I started to use google cloud 3 days ago or so, so I am completely new to it. I have 4 pods deployed to Google Kubernetes Engine:
** And also have an sql instance running for my postgresql database, hence the cloudsql-proxy container
This setup works well 50% of the time, but every now and then all the pods crash or/and the containers are recreated.
I tried to check all the relevant logs, but I really don't know which are actually relevant. But there is one thing that I found which correlates with my issue, I have 2 VM instances running, and one of them might be the faulty one:
When I hover the loading spin, it says Instance is being verified, and it seems to be in this state 80% of the time, when it is not there is a yellow warning beside the name of the instance, saying The resource is not ready.
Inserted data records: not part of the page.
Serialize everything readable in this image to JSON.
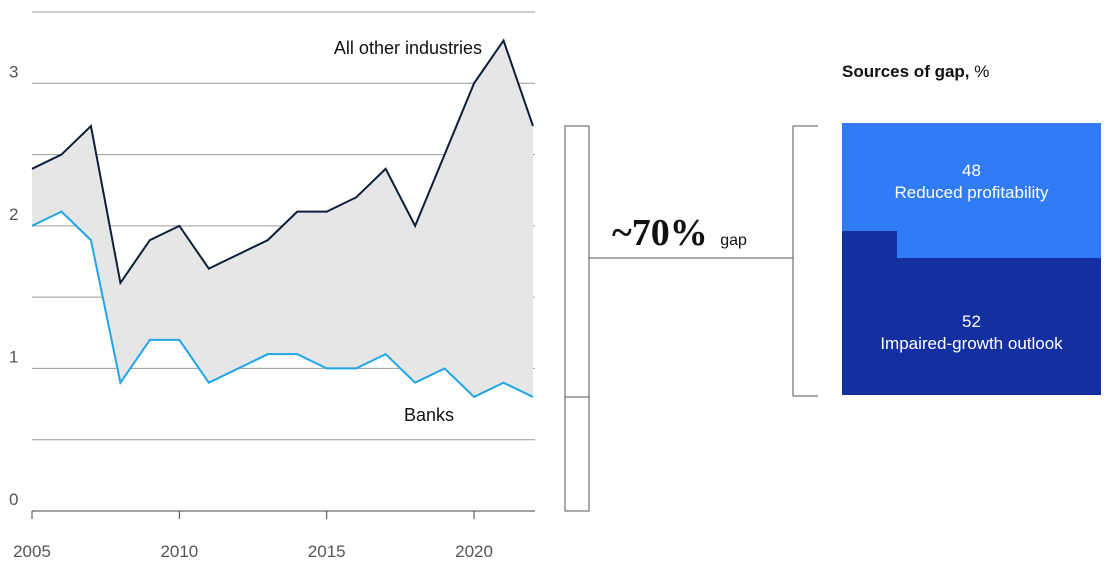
{
  "chart_data": {
    "type": "line",
    "x": [
      2005,
      2006,
      2007,
      2008,
      2009,
      2010,
      2011,
      2012,
      2013,
      2014,
      2015,
      2016,
      2017,
      2018,
      2019,
      2020,
      2021,
      2022
    ],
    "series": [
      {
        "name": "All other industries",
        "values": [
          2.4,
          2.5,
          2.7,
          1.6,
          1.9,
          2.0,
          1.7,
          1.8,
          1.9,
          2.1,
          2.1,
          2.2,
          2.4,
          2.0,
          2.5,
          3.0,
          3.3,
          2.7
        ],
        "color": "#0b1f3a"
      },
      {
        "name": "Banks",
        "values": [
          2.0,
          2.1,
          1.9,
          0.9,
          1.2,
          1.2,
          0.9,
          1.0,
          1.1,
          1.1,
          1.0,
          1.0,
          1.1,
          0.9,
          1.0,
          0.8,
          0.9,
          0.8
        ],
        "color": "#1fa5e8"
      }
    ],
    "x_ticks": [
      "2005",
      "2010",
      "2015",
      "2020"
    ],
    "y_ticks": [
      "0",
      "1",
      "2",
      "3"
    ],
    "xlim": [
      2005,
      2022
    ],
    "ylim": [
      0,
      3.5
    ],
    "grid": true,
    "fill_between": "gap shaded light gray",
    "fill_color": "#e6e6e6"
  },
  "gap_annotation": {
    "value": "~70%",
    "suffix": "gap"
  },
  "sources": {
    "title_bold": "Sources of gap,",
    "title_unit": "%",
    "items": [
      {
        "value": "48",
        "label": "Reduced profitability",
        "share": 48,
        "color": "#2f7cf6"
      },
      {
        "value": "52",
        "label": "Impaired-growth outlook",
        "share": 52,
        "color": "#1430a0"
      }
    ]
  }
}
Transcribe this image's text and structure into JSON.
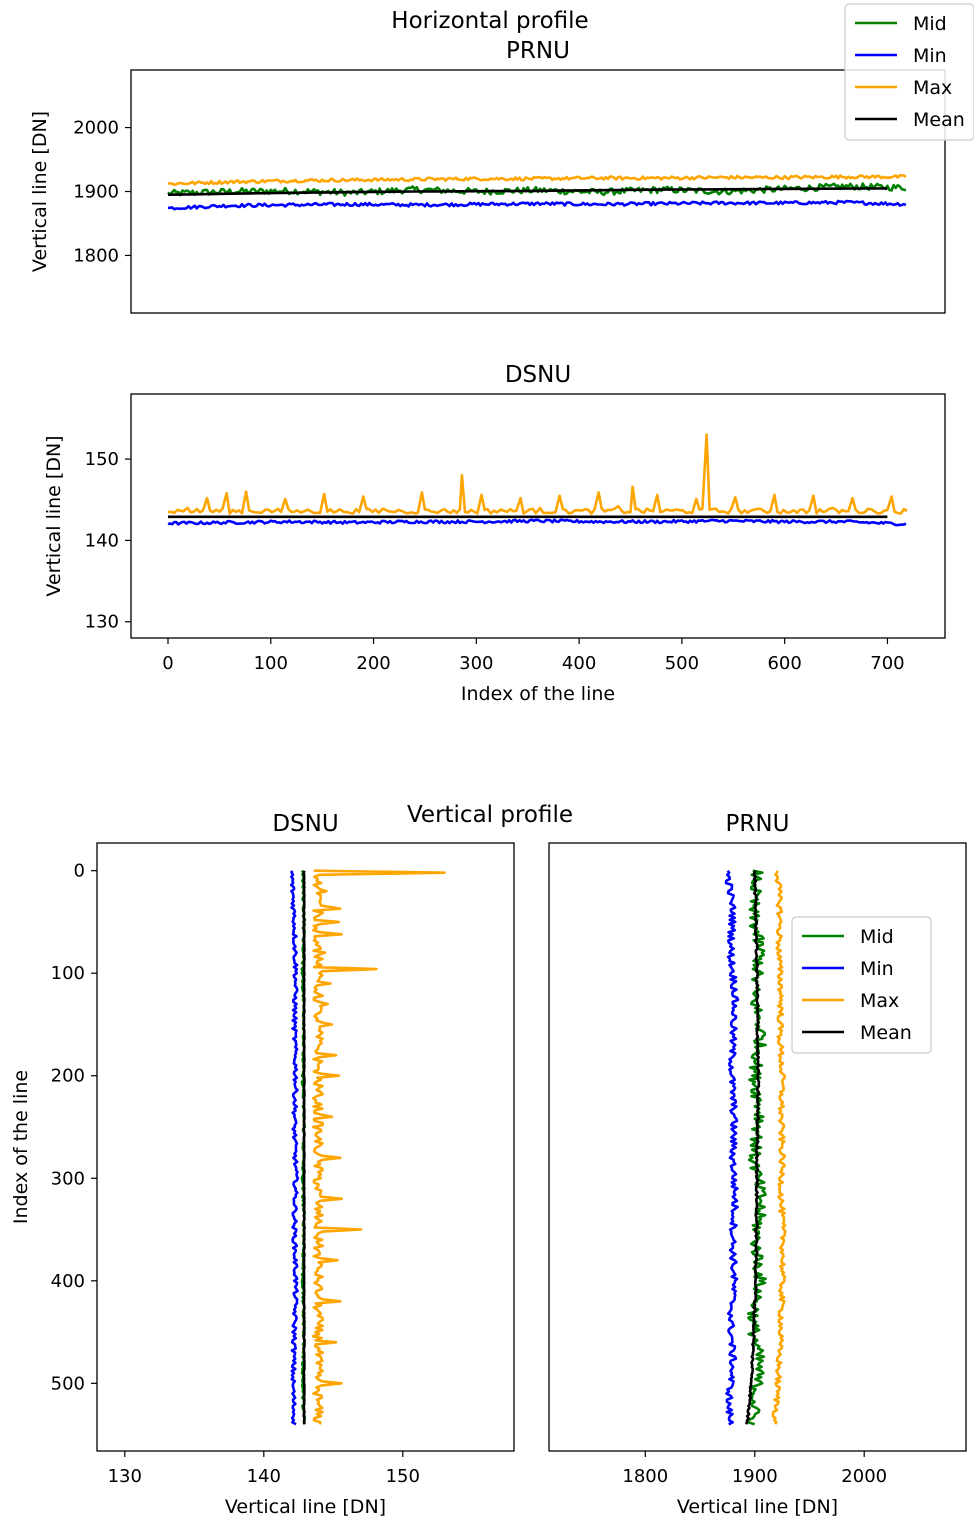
{
  "figure": {
    "top_title": "Horizontal profile",
    "bottom_title": "Vertical profile"
  },
  "legend": [
    "Mid",
    "Min",
    "Max",
    "Mean"
  ],
  "colors": {
    "Mid": "#008000",
    "Min": "#0000ff",
    "Max": "#ffa500",
    "Mean": "#000000"
  },
  "chart_data": [
    {
      "id": "h_prnu",
      "type": "line",
      "title": "PRNU",
      "xlabel": "",
      "ylabel": "Vertical line [DN]",
      "xlim": [
        -36,
        756
      ],
      "ylim": [
        1710,
        2090
      ],
      "yticks": [
        1800,
        1900,
        2000
      ],
      "legend_position": "outside upper right",
      "series": [
        {
          "name": "Mid",
          "x": [
            0,
            60,
            120,
            180,
            240,
            300,
            360,
            420,
            480,
            540,
            600,
            660,
            719
          ],
          "y": [
            1897,
            1900,
            1901,
            1898,
            1903,
            1900,
            1902,
            1899,
            1903,
            1900,
            1904,
            1908,
            1906
          ]
        },
        {
          "name": "Min",
          "x": [
            0,
            60,
            120,
            180,
            240,
            300,
            360,
            420,
            480,
            540,
            600,
            660,
            719
          ],
          "y": [
            1874,
            1878,
            1879,
            1880,
            1879,
            1880,
            1881,
            1880,
            1881,
            1882,
            1882,
            1883,
            1880
          ]
        },
        {
          "name": "Max",
          "x": [
            0,
            60,
            120,
            180,
            240,
            300,
            360,
            420,
            480,
            540,
            600,
            660,
            719
          ],
          "y": [
            1912,
            1915,
            1917,
            1918,
            1919,
            1920,
            1920,
            1921,
            1921,
            1922,
            1922,
            1923,
            1923
          ]
        },
        {
          "name": "Mean",
          "x": [
            0,
            120,
            240,
            360,
            480,
            600,
            719
          ],
          "y": [
            1895,
            1898,
            1900,
            1901,
            1903,
            1904,
            1905
          ]
        }
      ]
    },
    {
      "id": "h_dsnu",
      "type": "line",
      "title": "DSNU",
      "xlabel": "Index of the line",
      "ylabel": "Vertical line [DN]",
      "xlim": [
        -36,
        756
      ],
      "ylim": [
        128,
        158
      ],
      "xticks": [
        0,
        100,
        200,
        300,
        400,
        500,
        600,
        700
      ],
      "yticks": [
        130,
        140,
        150
      ],
      "series": [
        {
          "name": "Min",
          "x": [
            0,
            60,
            120,
            180,
            240,
            300,
            360,
            420,
            480,
            540,
            600,
            660,
            719
          ],
          "y": [
            142.1,
            142.2,
            142.3,
            142.2,
            142.3,
            142.3,
            142.4,
            142.3,
            142.3,
            142.4,
            142.3,
            142.3,
            142.0
          ]
        },
        {
          "name": "Mean",
          "x": [
            0,
            719
          ],
          "y": [
            142.9,
            142.9
          ]
        },
        {
          "name": "Max",
          "x": [
            0,
            19,
            38,
            57,
            76,
            95,
            114,
            133,
            152,
            171,
            190,
            209,
            228,
            247,
            266,
            286,
            305,
            324,
            343,
            362,
            381,
            400,
            419,
            438,
            452,
            457,
            476,
            495,
            514,
            524,
            533,
            552,
            571,
            590,
            609,
            628,
            647,
            666,
            685,
            704,
            719
          ],
          "y": [
            143.5,
            144.0,
            145.2,
            145.8,
            146.0,
            143.8,
            145.1,
            143.6,
            145.7,
            143.5,
            145.4,
            143.9,
            143.6,
            145.9,
            143.7,
            148.0,
            145.6,
            143.8,
            145.2,
            144.0,
            145.5,
            143.7,
            145.9,
            144.2,
            146.6,
            143.9,
            145.6,
            143.8,
            145.1,
            153.0,
            143.9,
            145.3,
            143.8,
            145.6,
            143.7,
            145.5,
            144.0,
            145.2,
            143.8,
            145.4,
            143.6
          ]
        }
      ]
    },
    {
      "id": "v_dsnu",
      "type": "line",
      "title": "DSNU",
      "xlabel": "Vertical line [DN]",
      "ylabel": "Index of the line",
      "xlim": [
        128,
        158
      ],
      "ylim": [
        566,
        -27
      ],
      "xticks": [
        130,
        140,
        150
      ],
      "yticks": [
        0,
        100,
        200,
        300,
        400,
        500
      ],
      "series": [
        {
          "name": "Min",
          "y": [
            0,
            50,
            100,
            150,
            200,
            250,
            300,
            350,
            400,
            450,
            500,
            540
          ],
          "x": [
            142.0,
            142.2,
            142.3,
            142.2,
            142.3,
            142.2,
            142.3,
            142.2,
            142.3,
            142.2,
            142.1,
            142.2
          ]
        },
        {
          "name": "Mid",
          "y": [
            0,
            50,
            100,
            150,
            200,
            250,
            300,
            350,
            400,
            450,
            500,
            540
          ],
          "x": [
            142.8,
            142.9,
            142.8,
            142.9,
            142.8,
            142.9,
            142.8,
            142.9,
            142.8,
            142.9,
            142.8,
            142.9
          ]
        },
        {
          "name": "Mean",
          "y": [
            0,
            540
          ],
          "x": [
            142.9,
            142.9
          ]
        },
        {
          "name": "Max",
          "y": [
            0,
            2,
            4,
            10,
            20,
            30,
            37,
            44,
            50,
            56,
            62,
            70,
            80,
            90,
            96,
            100,
            110,
            120,
            130,
            140,
            150,
            170,
            180,
            190,
            200,
            220,
            240,
            260,
            280,
            300,
            320,
            340,
            350,
            360,
            380,
            400,
            420,
            440,
            460,
            480,
            500,
            520,
            540
          ],
          "x": [
            143.6,
            153.0,
            144.0,
            143.8,
            144.5,
            144.0,
            145.5,
            143.9,
            145.4,
            143.8,
            145.6,
            143.9,
            144.4,
            143.8,
            148.1,
            144.0,
            144.8,
            143.9,
            144.6,
            143.8,
            144.9,
            144.0,
            145.2,
            143.9,
            145.4,
            143.8,
            144.9,
            143.9,
            145.5,
            144.1,
            145.6,
            143.9,
            147.0,
            144.2,
            145.3,
            143.9,
            145.5,
            144.0,
            145.2,
            143.8,
            145.6,
            143.9,
            144.0
          ]
        }
      ]
    },
    {
      "id": "v_prnu",
      "type": "line",
      "title": "PRNU",
      "xlabel": "Vertical line [DN]",
      "ylabel": "",
      "xlim": [
        1712,
        2093
      ],
      "ylim": [
        566,
        -27
      ],
      "xticks": [
        1800,
        1900,
        2000
      ],
      "legend_position": "upper right",
      "series": [
        {
          "name": "Min",
          "y": [
            0,
            40,
            80,
            120,
            160,
            200,
            240,
            280,
            320,
            360,
            400,
            440,
            480,
            520,
            540
          ],
          "x": [
            1875,
            1880,
            1878,
            1882,
            1880,
            1879,
            1881,
            1880,
            1882,
            1880,
            1881,
            1878,
            1880,
            1876,
            1878
          ]
        },
        {
          "name": "Mid",
          "y": [
            0,
            40,
            80,
            120,
            160,
            200,
            240,
            280,
            320,
            360,
            400,
            440,
            480,
            520,
            540
          ],
          "x": [
            1902,
            1898,
            1905,
            1899,
            1906,
            1900,
            1905,
            1899,
            1906,
            1901,
            1905,
            1898,
            1904,
            1900,
            1898
          ]
        },
        {
          "name": "Max",
          "y": [
            0,
            40,
            80,
            120,
            160,
            200,
            240,
            280,
            320,
            360,
            400,
            440,
            480,
            520,
            540
          ],
          "x": [
            1921,
            1923,
            1922,
            1924,
            1923,
            1925,
            1924,
            1925,
            1924,
            1926,
            1925,
            1924,
            1922,
            1920,
            1918
          ]
        },
        {
          "name": "Mean",
          "y": [
            0,
            100,
            200,
            300,
            400,
            500,
            540
          ],
          "x": [
            1900,
            1902,
            1903,
            1902,
            1901,
            1897,
            1893
          ]
        }
      ]
    }
  ]
}
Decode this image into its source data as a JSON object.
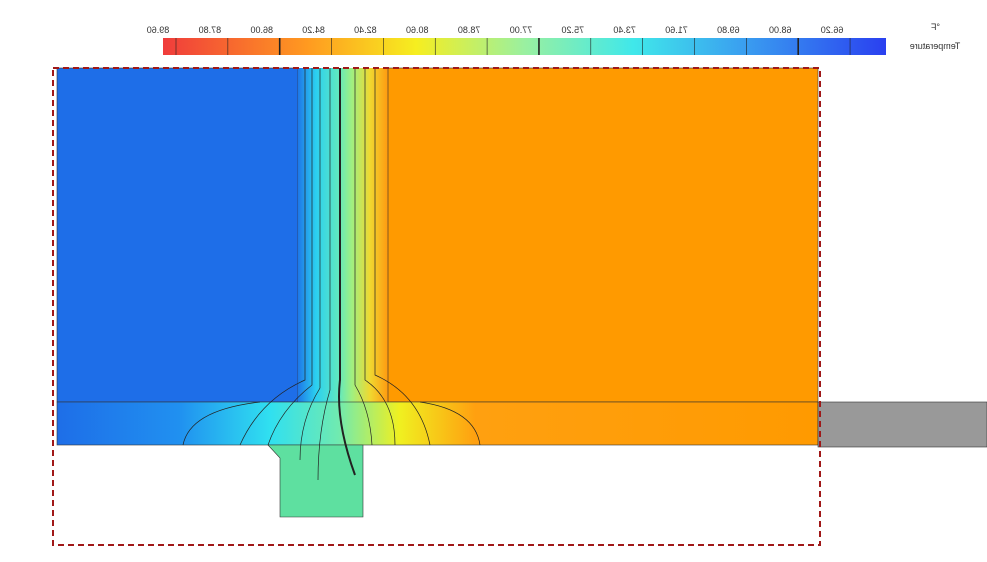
{
  "legend": {
    "unit": "°F",
    "title": "Temperature",
    "tick_labels": [
      "89.60",
      "87.80",
      "86.00",
      "84.20",
      "82.40",
      "80.60",
      "78.80",
      "77.00",
      "75.20",
      "73.40",
      "71.60",
      "69.80",
      "68.00",
      "66.20"
    ]
  }
}
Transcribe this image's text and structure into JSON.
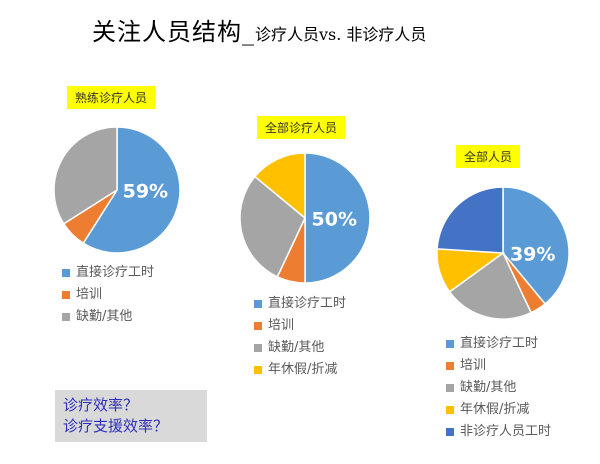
{
  "title": {
    "main": "关注人员结构_",
    "sub": "诊疗人员vs. 非诊疗人员"
  },
  "colors": {
    "direct": "#5b9bd5",
    "training": "#ed7d31",
    "absence": "#a5a5a5",
    "leave": "#ffc000",
    "non_clinical": "#4472c4",
    "tag_bg": "#ffff00",
    "note_bg": "#d9d9d9",
    "note_text": "#2e2eb8"
  },
  "charts": [
    {
      "tag": "熟练诊疗人员",
      "center_label": "59%",
      "legend": [
        "直接诊疗工时",
        "培训",
        "缺勤/其他"
      ]
    },
    {
      "tag": "全部诊疗人员",
      "center_label": "50%",
      "legend": [
        "直接诊疗工时",
        "培训",
        "缺勤/其他",
        "年休假/折减"
      ]
    },
    {
      "tag": "全部人员",
      "center_label": "39%",
      "legend": [
        "直接诊疗工时",
        "培训",
        "缺勤/其他",
        "年休假/折减",
        "非诊疗人员工时"
      ]
    }
  ],
  "note": {
    "line1": "诊疗效率？",
    "line2": "诊疗支援效率？"
  },
  "chart_data": [
    {
      "type": "pie",
      "title": "熟练诊疗人员",
      "categories": [
        "直接诊疗工时",
        "培训",
        "缺勤/其他"
      ],
      "values": [
        59,
        7,
        34
      ],
      "colors": [
        "#5b9bd5",
        "#ed7d31",
        "#a5a5a5"
      ],
      "data_labels": [
        "59%"
      ],
      "legend_position": "bottom"
    },
    {
      "type": "pie",
      "title": "全部诊疗人员",
      "categories": [
        "直接诊疗工时",
        "培训",
        "缺勤/其他",
        "年休假/折减"
      ],
      "values": [
        50,
        7,
        29,
        14
      ],
      "colors": [
        "#5b9bd5",
        "#ed7d31",
        "#a5a5a5",
        "#ffc000"
      ],
      "data_labels": [
        "50%"
      ],
      "legend_position": "bottom"
    },
    {
      "type": "pie",
      "title": "全部人员",
      "categories": [
        "直接诊疗工时",
        "培训",
        "缺勤/其他",
        "年休假/折减",
        "非诊疗人员工时"
      ],
      "values": [
        39,
        4,
        22,
        11,
        24
      ],
      "colors": [
        "#5b9bd5",
        "#ed7d31",
        "#a5a5a5",
        "#ffc000",
        "#4472c4"
      ],
      "data_labels": [
        "39%"
      ],
      "legend_position": "bottom"
    }
  ]
}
Here is the cpu usage of the instance (the trend is the same for all the hardware), I checked in the logs of my frontend and backend containers, here is the last logs that correspond to a cpu drop:
2019-03-13 01:45:23.533 CET - Server ready
2019-03-13 01:45:33.477 CET - 2019/03/13 00:45:33 Client closed local connection on 127.0.0.1:5432
2019-03-13 01:54:07.270 CET - yarn run v1.10.1
As you can see here, all the pods are being recreated...
I think that it might come from the fact that the faulty instance is unhealthy:
Instance gke-*****-production-default-pool-0de6d459-qlxk is unhealthy for ...
...the health check is proceeding and recreating/restarting the instance again and again. Tell me if I am wrong. So, how can I discover what is making this instance unhealthy?